C. S. Lewis wrote often of his search for Joy (which he always capitalized). As a non-Christian, it was an inconsolable longing for something always beyond reach. As a Christian, it took on an entirely new quality. In his autobiography, Surprised By Joy, he goes into some detail about what it meant to him. I’ll let him share now:
In a sense, the central story of my life is about nothing else. . . . It is that of an unsatisfied desire which is itself more desirable than any other satisfaction. I call it Joy, which is here a technical term and must be sharply distinguished both from Happiness and from Pleasure. Joy (in my sense) has indeed one characteristic, and one only, in common with them; the fact that anyone who has experienced it will want it again.
Apart from that and considered only in its quality, it might almost equally well be called a particular kind of unhappiness or grief. But then it is a kind we want. I doubt whether anyone who has tasted it would ever, if both were in his power, exchange it for all the pleasures in the world. But then Joy is never in our power and pleasure often is.
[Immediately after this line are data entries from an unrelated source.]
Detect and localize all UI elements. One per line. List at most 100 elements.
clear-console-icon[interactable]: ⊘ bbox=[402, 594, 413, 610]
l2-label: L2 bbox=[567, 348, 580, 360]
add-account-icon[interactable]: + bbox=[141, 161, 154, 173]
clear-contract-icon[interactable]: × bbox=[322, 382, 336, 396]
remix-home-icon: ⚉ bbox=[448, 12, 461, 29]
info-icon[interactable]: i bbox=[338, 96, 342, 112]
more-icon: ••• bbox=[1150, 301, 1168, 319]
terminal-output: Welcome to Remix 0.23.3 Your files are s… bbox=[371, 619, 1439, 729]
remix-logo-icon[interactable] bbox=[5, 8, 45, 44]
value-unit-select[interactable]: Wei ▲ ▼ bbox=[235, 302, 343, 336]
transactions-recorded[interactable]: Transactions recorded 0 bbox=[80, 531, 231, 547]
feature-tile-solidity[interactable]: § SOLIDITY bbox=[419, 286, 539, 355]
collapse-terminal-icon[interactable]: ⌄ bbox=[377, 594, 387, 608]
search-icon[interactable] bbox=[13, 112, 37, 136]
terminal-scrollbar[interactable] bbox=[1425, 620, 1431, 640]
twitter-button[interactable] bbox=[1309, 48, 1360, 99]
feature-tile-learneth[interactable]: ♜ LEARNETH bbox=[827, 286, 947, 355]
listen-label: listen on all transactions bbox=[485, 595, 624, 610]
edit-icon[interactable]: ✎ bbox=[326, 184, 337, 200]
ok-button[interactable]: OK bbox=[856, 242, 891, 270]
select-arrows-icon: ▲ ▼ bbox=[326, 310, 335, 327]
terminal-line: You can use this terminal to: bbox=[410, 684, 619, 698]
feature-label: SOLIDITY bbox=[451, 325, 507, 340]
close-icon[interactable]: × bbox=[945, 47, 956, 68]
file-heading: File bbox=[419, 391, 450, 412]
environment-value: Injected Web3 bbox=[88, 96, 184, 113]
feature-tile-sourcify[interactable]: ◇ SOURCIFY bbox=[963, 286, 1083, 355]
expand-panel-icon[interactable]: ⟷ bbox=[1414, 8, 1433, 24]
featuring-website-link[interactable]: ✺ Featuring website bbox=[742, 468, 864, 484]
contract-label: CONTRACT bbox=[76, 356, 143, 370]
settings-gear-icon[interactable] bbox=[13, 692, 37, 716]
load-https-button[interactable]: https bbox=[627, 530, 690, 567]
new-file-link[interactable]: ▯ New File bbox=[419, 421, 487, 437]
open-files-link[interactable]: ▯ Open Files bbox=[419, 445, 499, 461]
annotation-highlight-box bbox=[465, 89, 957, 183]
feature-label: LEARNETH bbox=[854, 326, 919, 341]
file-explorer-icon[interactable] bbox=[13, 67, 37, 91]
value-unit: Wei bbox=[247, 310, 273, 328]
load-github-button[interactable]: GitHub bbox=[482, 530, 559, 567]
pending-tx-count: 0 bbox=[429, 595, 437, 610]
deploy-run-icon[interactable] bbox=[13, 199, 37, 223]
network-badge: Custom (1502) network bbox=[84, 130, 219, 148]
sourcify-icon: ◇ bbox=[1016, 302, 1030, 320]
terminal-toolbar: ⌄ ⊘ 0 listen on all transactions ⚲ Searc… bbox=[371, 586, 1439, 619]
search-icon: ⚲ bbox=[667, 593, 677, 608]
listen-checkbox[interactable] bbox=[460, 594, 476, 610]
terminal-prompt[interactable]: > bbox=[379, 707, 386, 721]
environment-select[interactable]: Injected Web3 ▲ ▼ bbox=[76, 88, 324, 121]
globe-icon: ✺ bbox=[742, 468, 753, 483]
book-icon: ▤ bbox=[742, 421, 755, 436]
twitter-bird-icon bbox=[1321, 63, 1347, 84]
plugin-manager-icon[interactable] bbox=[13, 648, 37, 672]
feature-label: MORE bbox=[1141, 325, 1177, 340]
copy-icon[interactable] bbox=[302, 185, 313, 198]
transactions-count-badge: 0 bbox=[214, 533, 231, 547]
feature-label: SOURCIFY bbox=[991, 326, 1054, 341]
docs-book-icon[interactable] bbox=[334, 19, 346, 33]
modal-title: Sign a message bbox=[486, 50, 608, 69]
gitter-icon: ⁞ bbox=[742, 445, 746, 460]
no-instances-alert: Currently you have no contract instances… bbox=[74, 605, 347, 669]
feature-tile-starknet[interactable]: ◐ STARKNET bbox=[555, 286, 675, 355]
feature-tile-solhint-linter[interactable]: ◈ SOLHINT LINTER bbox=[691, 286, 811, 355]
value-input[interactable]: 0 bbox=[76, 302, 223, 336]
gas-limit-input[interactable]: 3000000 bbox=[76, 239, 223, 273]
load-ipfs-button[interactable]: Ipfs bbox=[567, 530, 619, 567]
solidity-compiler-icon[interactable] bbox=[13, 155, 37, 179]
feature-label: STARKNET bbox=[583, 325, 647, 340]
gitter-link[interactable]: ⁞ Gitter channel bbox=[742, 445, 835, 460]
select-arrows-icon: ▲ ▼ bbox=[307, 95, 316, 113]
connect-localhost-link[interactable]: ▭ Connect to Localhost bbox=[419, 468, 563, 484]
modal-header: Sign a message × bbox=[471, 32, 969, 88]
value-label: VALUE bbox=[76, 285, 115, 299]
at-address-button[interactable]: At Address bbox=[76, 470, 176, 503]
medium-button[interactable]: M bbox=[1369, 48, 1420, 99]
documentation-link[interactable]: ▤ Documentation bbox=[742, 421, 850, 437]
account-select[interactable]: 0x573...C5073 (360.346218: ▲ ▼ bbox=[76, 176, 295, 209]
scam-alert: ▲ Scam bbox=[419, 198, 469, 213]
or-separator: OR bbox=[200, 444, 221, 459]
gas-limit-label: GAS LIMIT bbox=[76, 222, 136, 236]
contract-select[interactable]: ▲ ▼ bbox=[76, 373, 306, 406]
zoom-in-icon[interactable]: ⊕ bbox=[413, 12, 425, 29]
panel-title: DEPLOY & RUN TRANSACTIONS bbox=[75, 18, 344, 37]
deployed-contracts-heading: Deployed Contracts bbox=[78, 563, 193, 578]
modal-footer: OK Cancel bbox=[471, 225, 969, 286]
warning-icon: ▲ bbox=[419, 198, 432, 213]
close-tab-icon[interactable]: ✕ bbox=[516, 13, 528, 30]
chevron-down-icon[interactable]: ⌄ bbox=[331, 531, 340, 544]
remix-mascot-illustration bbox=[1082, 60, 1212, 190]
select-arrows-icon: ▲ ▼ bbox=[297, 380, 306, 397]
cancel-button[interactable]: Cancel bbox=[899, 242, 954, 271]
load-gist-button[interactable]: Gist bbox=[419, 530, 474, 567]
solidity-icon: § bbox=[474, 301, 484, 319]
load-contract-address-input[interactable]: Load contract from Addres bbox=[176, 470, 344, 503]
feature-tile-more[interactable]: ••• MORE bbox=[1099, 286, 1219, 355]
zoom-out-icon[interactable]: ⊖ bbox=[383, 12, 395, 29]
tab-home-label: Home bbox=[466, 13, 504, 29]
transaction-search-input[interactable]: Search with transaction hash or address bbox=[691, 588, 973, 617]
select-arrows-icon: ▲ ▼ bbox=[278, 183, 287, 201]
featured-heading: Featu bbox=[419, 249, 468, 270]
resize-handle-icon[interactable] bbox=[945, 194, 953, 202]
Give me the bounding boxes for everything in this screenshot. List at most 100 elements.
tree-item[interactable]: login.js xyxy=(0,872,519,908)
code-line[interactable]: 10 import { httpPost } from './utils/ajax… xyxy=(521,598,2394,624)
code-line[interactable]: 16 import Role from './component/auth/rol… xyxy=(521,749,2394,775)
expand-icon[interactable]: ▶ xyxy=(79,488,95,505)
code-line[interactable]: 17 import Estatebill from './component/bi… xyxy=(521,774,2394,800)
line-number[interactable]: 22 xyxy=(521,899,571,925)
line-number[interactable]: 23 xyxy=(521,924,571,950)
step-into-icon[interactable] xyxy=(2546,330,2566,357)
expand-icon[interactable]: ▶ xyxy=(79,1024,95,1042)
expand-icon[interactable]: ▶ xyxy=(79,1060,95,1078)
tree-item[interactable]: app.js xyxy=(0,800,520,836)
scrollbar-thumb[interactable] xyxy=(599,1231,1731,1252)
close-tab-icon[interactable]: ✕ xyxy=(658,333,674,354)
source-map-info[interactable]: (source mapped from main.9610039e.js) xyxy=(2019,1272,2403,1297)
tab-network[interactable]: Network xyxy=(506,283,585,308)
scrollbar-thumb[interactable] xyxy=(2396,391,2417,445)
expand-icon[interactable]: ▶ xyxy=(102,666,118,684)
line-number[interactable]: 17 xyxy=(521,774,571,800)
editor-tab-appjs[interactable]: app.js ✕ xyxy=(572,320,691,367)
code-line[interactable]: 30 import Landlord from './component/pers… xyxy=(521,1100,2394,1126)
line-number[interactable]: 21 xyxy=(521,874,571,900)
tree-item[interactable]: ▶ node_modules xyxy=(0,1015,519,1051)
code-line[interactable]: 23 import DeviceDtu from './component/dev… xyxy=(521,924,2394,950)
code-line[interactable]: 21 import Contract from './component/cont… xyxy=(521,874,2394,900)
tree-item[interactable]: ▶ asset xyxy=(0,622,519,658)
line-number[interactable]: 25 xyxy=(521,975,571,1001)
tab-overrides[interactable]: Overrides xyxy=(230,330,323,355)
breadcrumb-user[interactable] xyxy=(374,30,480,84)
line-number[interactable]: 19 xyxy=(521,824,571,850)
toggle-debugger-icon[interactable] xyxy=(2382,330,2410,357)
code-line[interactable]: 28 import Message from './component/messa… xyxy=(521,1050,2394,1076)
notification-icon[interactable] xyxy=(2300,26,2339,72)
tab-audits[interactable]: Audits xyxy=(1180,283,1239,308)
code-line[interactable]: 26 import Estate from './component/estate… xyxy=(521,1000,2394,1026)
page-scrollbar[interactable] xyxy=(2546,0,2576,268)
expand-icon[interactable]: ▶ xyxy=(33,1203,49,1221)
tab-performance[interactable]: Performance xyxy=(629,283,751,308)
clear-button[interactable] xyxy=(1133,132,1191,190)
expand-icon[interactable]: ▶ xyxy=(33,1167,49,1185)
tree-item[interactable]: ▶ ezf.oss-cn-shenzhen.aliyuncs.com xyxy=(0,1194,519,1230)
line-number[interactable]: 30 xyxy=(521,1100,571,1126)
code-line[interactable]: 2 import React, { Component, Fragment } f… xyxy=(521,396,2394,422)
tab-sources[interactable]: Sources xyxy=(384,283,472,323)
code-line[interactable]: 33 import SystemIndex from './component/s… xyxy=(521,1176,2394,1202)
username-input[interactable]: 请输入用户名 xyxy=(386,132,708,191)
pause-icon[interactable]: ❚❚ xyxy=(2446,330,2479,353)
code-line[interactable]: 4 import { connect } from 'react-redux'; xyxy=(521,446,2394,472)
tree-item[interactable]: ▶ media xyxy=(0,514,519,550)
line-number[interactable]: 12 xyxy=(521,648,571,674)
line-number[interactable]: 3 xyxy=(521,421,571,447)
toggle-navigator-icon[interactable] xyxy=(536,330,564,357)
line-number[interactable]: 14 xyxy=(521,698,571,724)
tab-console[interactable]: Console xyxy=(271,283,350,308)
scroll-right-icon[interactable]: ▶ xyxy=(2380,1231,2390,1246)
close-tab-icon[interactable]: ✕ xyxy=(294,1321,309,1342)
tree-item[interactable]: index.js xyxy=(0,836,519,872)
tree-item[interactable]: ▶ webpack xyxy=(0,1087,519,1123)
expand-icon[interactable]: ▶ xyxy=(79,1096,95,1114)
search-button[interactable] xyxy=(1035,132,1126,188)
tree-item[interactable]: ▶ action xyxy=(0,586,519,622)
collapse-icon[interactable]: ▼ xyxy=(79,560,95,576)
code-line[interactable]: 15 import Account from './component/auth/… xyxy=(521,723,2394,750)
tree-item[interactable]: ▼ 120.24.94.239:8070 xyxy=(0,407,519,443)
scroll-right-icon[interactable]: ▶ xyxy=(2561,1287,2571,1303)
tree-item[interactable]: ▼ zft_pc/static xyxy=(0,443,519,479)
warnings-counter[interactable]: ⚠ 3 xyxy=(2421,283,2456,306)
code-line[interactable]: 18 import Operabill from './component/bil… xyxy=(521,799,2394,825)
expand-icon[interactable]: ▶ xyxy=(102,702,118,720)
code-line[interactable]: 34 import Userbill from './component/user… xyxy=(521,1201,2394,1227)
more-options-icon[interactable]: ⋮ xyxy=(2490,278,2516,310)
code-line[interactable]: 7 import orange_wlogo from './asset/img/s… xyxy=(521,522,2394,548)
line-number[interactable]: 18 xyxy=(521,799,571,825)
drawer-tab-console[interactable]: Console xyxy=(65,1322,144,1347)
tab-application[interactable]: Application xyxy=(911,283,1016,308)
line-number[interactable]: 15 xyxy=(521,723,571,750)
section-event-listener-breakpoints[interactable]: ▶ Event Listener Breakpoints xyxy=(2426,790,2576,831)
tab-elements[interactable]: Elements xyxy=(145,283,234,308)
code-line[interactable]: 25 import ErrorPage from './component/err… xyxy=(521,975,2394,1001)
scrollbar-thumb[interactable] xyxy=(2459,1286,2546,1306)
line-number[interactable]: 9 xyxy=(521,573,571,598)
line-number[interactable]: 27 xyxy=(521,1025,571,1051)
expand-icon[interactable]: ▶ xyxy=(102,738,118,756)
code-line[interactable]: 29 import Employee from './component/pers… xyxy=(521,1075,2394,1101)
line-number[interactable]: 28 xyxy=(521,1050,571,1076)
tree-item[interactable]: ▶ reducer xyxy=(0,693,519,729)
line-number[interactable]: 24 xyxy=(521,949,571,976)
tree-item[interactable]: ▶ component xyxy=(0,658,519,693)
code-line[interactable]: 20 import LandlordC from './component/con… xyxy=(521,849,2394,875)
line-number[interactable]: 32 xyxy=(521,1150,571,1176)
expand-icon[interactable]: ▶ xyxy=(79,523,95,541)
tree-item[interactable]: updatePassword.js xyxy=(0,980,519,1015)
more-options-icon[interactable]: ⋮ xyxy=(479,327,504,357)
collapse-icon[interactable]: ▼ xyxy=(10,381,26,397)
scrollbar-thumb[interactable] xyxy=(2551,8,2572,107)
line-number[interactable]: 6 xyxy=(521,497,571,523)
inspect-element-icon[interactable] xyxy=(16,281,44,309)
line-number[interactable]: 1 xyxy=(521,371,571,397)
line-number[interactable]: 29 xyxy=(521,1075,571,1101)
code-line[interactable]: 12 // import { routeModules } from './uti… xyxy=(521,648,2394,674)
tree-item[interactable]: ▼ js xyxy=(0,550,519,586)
Note the clear distinction Lewis made between Joy, on the one hand, and Happiness and Pleasure on the other. Joy is deeper, while the others can be superficial and transitory. He even says in another place that he thinks all pleasures are merely poor substitutes for real Joy. Near the end of his autobiography, he provides a summary of his thinking on the subject of Joy:
But what, in conclusion, of Joy? For that, after all, is what the story has mainly been about. To tell you the truth, the subject has lost nearly all interest for me since I became a Christian. I cannot, indeed, complain . . . that the visionary gleam has passed away. I believe . . . that the old stab, the old bittersweet, has come to me as often and as sharply since my conversion as at any time of my life whatever.
But I now know that the experience, considered as a state of my own mind, had never had the kind of importance I once gave it. It was valuable only as a pointer to something other and outer. While that other was in doubt, the pointer naturally loomed large in my thoughts. When we are lost in the woods the sight of a signpost is a great matter. He who first sees it cries, “Look!” The whole party gathers around and stares.
But when we have found the road and are passing signposts every few miles, we shall not stop and stare. They will encourage us and we shall be grateful to the authority that set them up. But we shall not stop and stare, or not much; not on this road, though their pillars are of silver and their lettering of gold. “We would be at Jerusalem.”
The reality is greater than that which points to the reality, and that is where our focus should be.